DFL 3rd District congressional candidate Ashwin Madia had his own press conference today. He responded to questions raised yesterday by his Republican opponent Erik Paulsen’s campaign about Madia’s ties to the Minneapolis suburbs.
Madia responds to experience questions.
Madia called the charges that he lacks sufficient suburban life experience “bizarre.” State Sen. Geoff Michel, R-Edina, leveled that criticism yesterday on behalf of the Paulsen campaign.
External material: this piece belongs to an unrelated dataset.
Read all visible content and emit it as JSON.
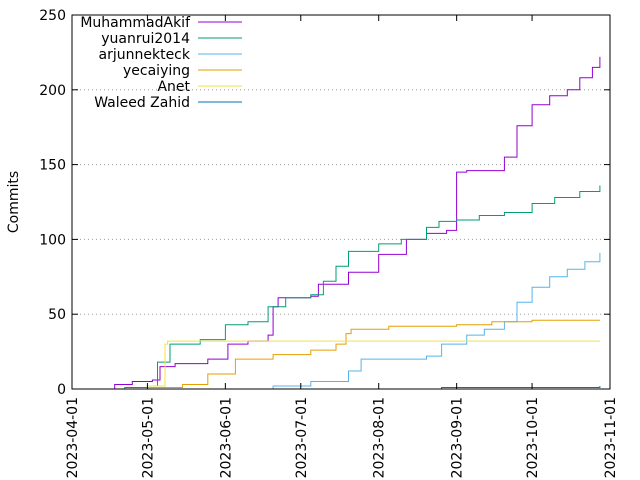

He said Madia will have trouble understanding the problems facing suburban families, because Madia, 30, hasn’t raised children or had to pay a mortgage.
“I find it slightly unnerving that people who have no problem sending 17- and 18-year-old kids 10,000 miles to fight and die in this war have such a problem sending a 30-year-old a few hundred miles to help end this war,” said Madia, who served in Iraq as a Marine Corps lawyer.
Michel clarified his statement today, saying his concerns also include Madia’s lack of legislative experience. Michel and Minnesota Republican Party Chairman Ron Carey spoke with reporters after Madia did.
In response to reporters’ questions, Madia said he would “probably” have voted for the Wall Street bailout package that went down to defeat Monday in the U.S. House. Madia said the vote should have been delayed, and he is still hoping for a bill with more protections for tax payers and oversight outside the Treasury Department.
Independence Party candidate David Dillon says he would have voted against the package. He thinks Congress should “tee up” a bailout bill, but not start buying up mortgage-backed securities unless credit markets freeze up.
As of this posting, the Paulsen campaign has not said which way he would have voted on Monday’s bill. At a debate last week, Paulsen raised concerns about the bailout’s hefty price tag, and said at that point “I don’t think I would be supporting it.” Republican U.S. Rep. Jim Ramstad, who holds the seat Paulsen, Madia and Dillon are seeking, voted against Monday’s bill.
Madia also said there is nothing he can do about the negative ads the Democratic Congressional Campaign Committee is running against Paulsen. KSTP has fact-checked a DCCC TV ad, giving it a ‘D,’ and it flunked a DCCC mailer accusing Paulsen of accepting campaign donations raised at a Las Vegas strip club.
By law, Madia cannot coordinate with the DCCC and he has no control over what ads they run.
“I wish there was something I could do about them, but there’s not,” Madia said of the ads. “To the extent that they’re inaccurate, I condemn them.”
Madia didn’t say he believed the ads were inaccurate, and his campaign has also raised the strip club money accusation.